Is malloc() initializing allocated array to zero?

Question

Here is the code I'm using:

#include <stdio.h>
#include <stdlib.h>

int main() {
    int *arr;
    int sz = 100000;
    arr = (int *)malloc(sz * sizeof(int));

    int i;
    for (i = 0; i < sz; ++i) {
        if (arr[i] != 0) {
            printf("OK\n");
            break;
        }
    }

    free(arr);
    return 0;
}

The program doesn't print OK. malloc isn't supposed to initialize the allocated memory to zero. Why is this happening?

Answer 1

malloc isn't supposed to initialize the allocated memory to zero. Why is this happening?

This is how it was designed more than 40 years ago.

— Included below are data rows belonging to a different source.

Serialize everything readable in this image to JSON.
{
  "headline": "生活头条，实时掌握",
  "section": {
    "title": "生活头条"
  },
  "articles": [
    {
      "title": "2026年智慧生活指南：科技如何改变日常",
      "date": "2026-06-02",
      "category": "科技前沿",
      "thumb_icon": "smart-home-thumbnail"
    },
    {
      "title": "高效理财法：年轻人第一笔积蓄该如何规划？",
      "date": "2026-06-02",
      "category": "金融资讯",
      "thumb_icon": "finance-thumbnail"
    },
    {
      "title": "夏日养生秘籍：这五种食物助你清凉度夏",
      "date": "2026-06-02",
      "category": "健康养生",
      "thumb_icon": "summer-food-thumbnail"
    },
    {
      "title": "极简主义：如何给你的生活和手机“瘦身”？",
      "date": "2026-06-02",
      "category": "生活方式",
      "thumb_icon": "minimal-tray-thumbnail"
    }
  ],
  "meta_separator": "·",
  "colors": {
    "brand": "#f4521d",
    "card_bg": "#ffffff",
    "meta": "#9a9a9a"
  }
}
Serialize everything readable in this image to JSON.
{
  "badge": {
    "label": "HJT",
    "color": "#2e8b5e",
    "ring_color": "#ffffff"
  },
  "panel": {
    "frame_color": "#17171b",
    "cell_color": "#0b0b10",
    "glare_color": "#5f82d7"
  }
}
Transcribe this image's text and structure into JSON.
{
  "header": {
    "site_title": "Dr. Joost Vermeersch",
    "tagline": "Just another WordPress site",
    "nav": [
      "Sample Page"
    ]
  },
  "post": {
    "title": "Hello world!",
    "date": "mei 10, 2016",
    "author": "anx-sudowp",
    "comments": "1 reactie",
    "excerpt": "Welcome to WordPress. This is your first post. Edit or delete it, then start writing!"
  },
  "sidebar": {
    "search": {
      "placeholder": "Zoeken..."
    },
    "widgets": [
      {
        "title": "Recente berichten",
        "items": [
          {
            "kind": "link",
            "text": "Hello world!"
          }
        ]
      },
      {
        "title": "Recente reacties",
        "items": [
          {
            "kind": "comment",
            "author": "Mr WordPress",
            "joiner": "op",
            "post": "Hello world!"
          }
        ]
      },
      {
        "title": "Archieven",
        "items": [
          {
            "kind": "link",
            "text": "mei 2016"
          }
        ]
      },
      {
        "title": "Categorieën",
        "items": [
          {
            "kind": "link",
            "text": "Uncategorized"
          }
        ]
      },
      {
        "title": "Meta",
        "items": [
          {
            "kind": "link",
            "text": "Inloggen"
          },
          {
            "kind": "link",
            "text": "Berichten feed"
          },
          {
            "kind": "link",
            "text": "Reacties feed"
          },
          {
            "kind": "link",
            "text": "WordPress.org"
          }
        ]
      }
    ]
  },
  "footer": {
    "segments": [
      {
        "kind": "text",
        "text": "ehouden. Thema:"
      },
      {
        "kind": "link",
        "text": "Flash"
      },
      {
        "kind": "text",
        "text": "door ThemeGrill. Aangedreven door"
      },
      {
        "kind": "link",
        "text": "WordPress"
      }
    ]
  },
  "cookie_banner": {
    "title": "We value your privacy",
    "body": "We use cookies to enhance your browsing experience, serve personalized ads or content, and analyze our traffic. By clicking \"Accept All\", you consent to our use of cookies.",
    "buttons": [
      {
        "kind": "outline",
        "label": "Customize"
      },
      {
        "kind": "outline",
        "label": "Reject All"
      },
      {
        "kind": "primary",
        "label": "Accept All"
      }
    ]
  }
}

But, at the same time, the calloc() function was created that initializes the allocated memory to zero and it's the recommended way to allocate memory for arrays.

The line:

arr = (int *)malloc(sz * sizeof(int));

Should read:

arr = calloc(sz, sizeof(int));

If you are learning C from an old book it teaches you to always cast the value returned by malloc() or calloc() (a void *) to the type of the variable you assign the value to (int * in your case). This is obsolete, if the value returned by malloc() or calloc() is directly assigned to a variable, the modern versions of C do not need that cast any more.